In the opening statement of his 15-page, heavily footnoted (65 of them) policy paper on U.S. health care, Democrat Barack Obama, who is seeking his party’s presidential nomination, reports that “[t]he U.S. spends over $2 trillion on medical care every year,” according to a February 2007 report, “National Health Expenditures,” issued by the Department of Health and Human Services. Citing the same report, the senator informs us that “[h]ealth care spending is expected to double within the next decade.”

Now, keep in mind that if the Senate freshman were to win his bid, three of those years will have expired by the time of his January 2009 inauguration. And he would still be two years away from beginning to tap the additional tax revenues he claims will be adequate to finance the federal government’s contribution to “high-quality, affordable health care coverage for all by the end of his first term.”

Mr. Obama’s magical spreadsheet gets even better. After he achieves “universal health care in this country” by the end of 2012, “the typical family will save up to $2,500 every year on medical expenditures.” Somehow we get the sense that Mr. Obama’s plan does not add up.
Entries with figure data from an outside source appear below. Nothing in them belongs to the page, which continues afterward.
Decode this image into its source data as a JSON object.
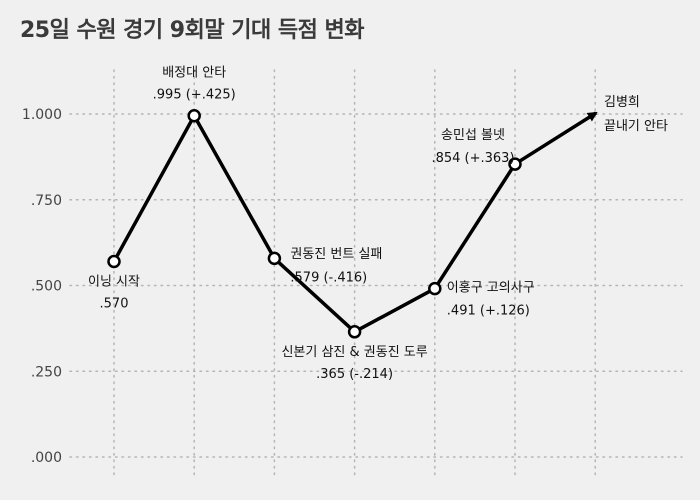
{
  "chart_data": {
    "type": "line",
    "title": "25일 수원 경기 9회말 기대 득점 변화",
    "xlabel": "",
    "ylabel": "",
    "ylim": [
      0,
      1.1
    ],
    "y_ticks": [
      ".000",
      ".250",
      ".500",
      ".750",
      "1.000"
    ],
    "y_tick_values": [
      0,
      0.25,
      0.5,
      0.75,
      1.0
    ],
    "grid": true,
    "series": [
      {
        "values": [
          0.57,
          0.995,
          0.579,
          0.365,
          0.491,
          0.854
        ],
        "color": "#000000"
      }
    ],
    "points": [
      {
        "value": 0.57,
        "lines": [
          "이닝 시작",
          ".570"
        ],
        "pos": "below"
      },
      {
        "value": 0.995,
        "lines": [
          "배정대 안타",
          ".995 (+.425)"
        ],
        "pos": "above"
      },
      {
        "value": 0.579,
        "lines": [
          "권동진 번트 실패",
          ".579 (-.416)"
        ],
        "pos": "right"
      },
      {
        "value": 0.365,
        "lines": [
          "신본기 삼진 & 권동진 도루",
          ".365 (-.214)"
        ],
        "pos": "below"
      },
      {
        "value": 0.491,
        "lines": [
          "이홍구 고의사구",
          ".491 (+.126)"
        ],
        "pos": "right"
      },
      {
        "value": 0.854,
        "lines": [
          "송민섭 볼넷",
          ".854 (+.363)"
        ],
        "pos": "above"
      }
    ],
    "end_annotation": [
      "김병희",
      "끝내기 안타"
    ]
  }
}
Let’s begin with how it would be financed. (We’ll look at the operational details in a later editorial.) On May 13, Mr. Obama told ABC News that he would fund his health-care program by “rolling back the Bush tax cuts on the top 1 percent of people who don’t need it.” According to the Tax Policy Center, the top 1 percent of household income begins at an adjusted-gross-income level of about $350,000. When Mr. Obama released the details of his health plan on May 29, 16 days after his appearance on ABC’s “This Week,” his advisers told the New York Times that he would pay for his plan by not renewing President Bush’s tax cuts for those making $250,000 per year after the tax cuts expire at the end of 2010. Now he wants to rescind the tax cuts on the top 2 percent. In less than three weeks, the income level at which the 2001 and 2003 tax cuts would be rescinded fell by $100,000 (or nearly 30 percent). And the number of households whose tax cuts would not be renewed has doubled. At this rate, in order to pay for his spending programs, Mr. Obama will soon be secretly planning to levy a surtax on part-time workers at McDonald’s.
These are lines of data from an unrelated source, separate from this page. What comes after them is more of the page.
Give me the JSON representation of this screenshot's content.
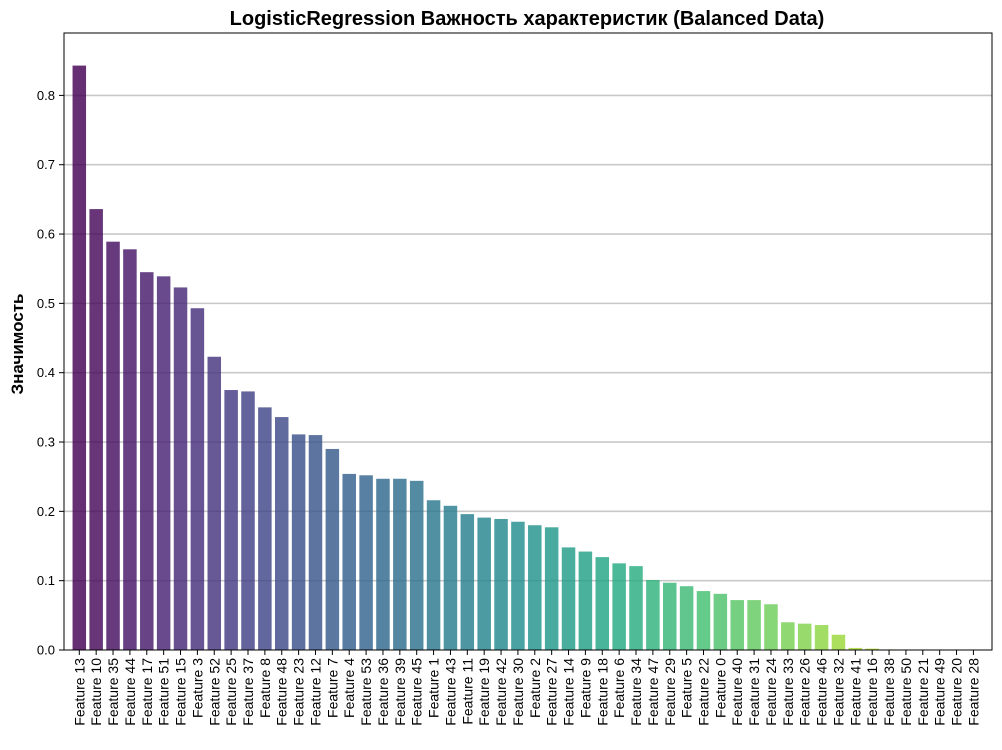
{
  "chart_data": {
    "type": "bar",
    "title": "LogisticRegression Важность характеристик (Balanced Data)",
    "xlabel": "",
    "ylabel": "Значимость",
    "ylim": [
      0,
      0.89
    ],
    "yticks": [
      0.0,
      0.1,
      0.2,
      0.3,
      0.4,
      0.5,
      0.6,
      0.7,
      0.8
    ],
    "ytick_labels": [
      "0.0",
      "0.1",
      "0.2",
      "0.3",
      "0.4",
      "0.5",
      "0.6",
      "0.7",
      "0.8"
    ],
    "grid": "horizontal",
    "colormap": "viridis",
    "categories": [
      "Feature 13",
      "Feature 10",
      "Feature 35",
      "Feature 44",
      "Feature 17",
      "Feature 51",
      "Feature 15",
      "Feature 3",
      "Feature 52",
      "Feature 25",
      "Feature 37",
      "Feature 8",
      "Feature 48",
      "Feature 23",
      "Feature 12",
      "Feature 7",
      "Feature 4",
      "Feature 53",
      "Feature 36",
      "Feature 39",
      "Feature 45",
      "Feature 1",
      "Feature 43",
      "Feature 11",
      "Feature 19",
      "Feature 42",
      "Feature 30",
      "Feature 2",
      "Feature 27",
      "Feature 14",
      "Feature 9",
      "Feature 18",
      "Feature 6",
      "Feature 34",
      "Feature 47",
      "Feature 29",
      "Feature 5",
      "Feature 22",
      "Feature 0",
      "Feature 40",
      "Feature 31",
      "Feature 24",
      "Feature 33",
      "Feature 26",
      "Feature 46",
      "Feature 32",
      "Feature 41",
      "Feature 16",
      "Feature 38",
      "Feature 50",
      "Feature 21",
      "Feature 49",
      "Feature 20",
      "Feature 28"
    ],
    "values": [
      0.843,
      0.636,
      0.589,
      0.578,
      0.545,
      0.539,
      0.523,
      0.493,
      0.423,
      0.375,
      0.373,
      0.35,
      0.336,
      0.311,
      0.31,
      0.29,
      0.254,
      0.252,
      0.247,
      0.247,
      0.244,
      0.216,
      0.208,
      0.196,
      0.191,
      0.189,
      0.185,
      0.18,
      0.177,
      0.148,
      0.142,
      0.134,
      0.125,
      0.121,
      0.101,
      0.097,
      0.092,
      0.085,
      0.081,
      0.072,
      0.072,
      0.066,
      0.04,
      0.038,
      0.036,
      0.022,
      0.003,
      0.002,
      0.0008,
      0.0005,
      0.0004,
      0.0003,
      0.0002,
      0.0001
    ]
  }
}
In all seriousness, Mr. Obama does not know how much his universal health-care plan would cost taxpayers. He is clearly low-balling his forecast. Campaign officials told the New York Times that the total cost to the federal government to achieve universal health care by 2012 would be between $50 billion and $65 billion per year. And the “typical family will save up to $2,500 every year”? He’s not offering “the audacity of hope.” He’s marketing the audacity of delusion.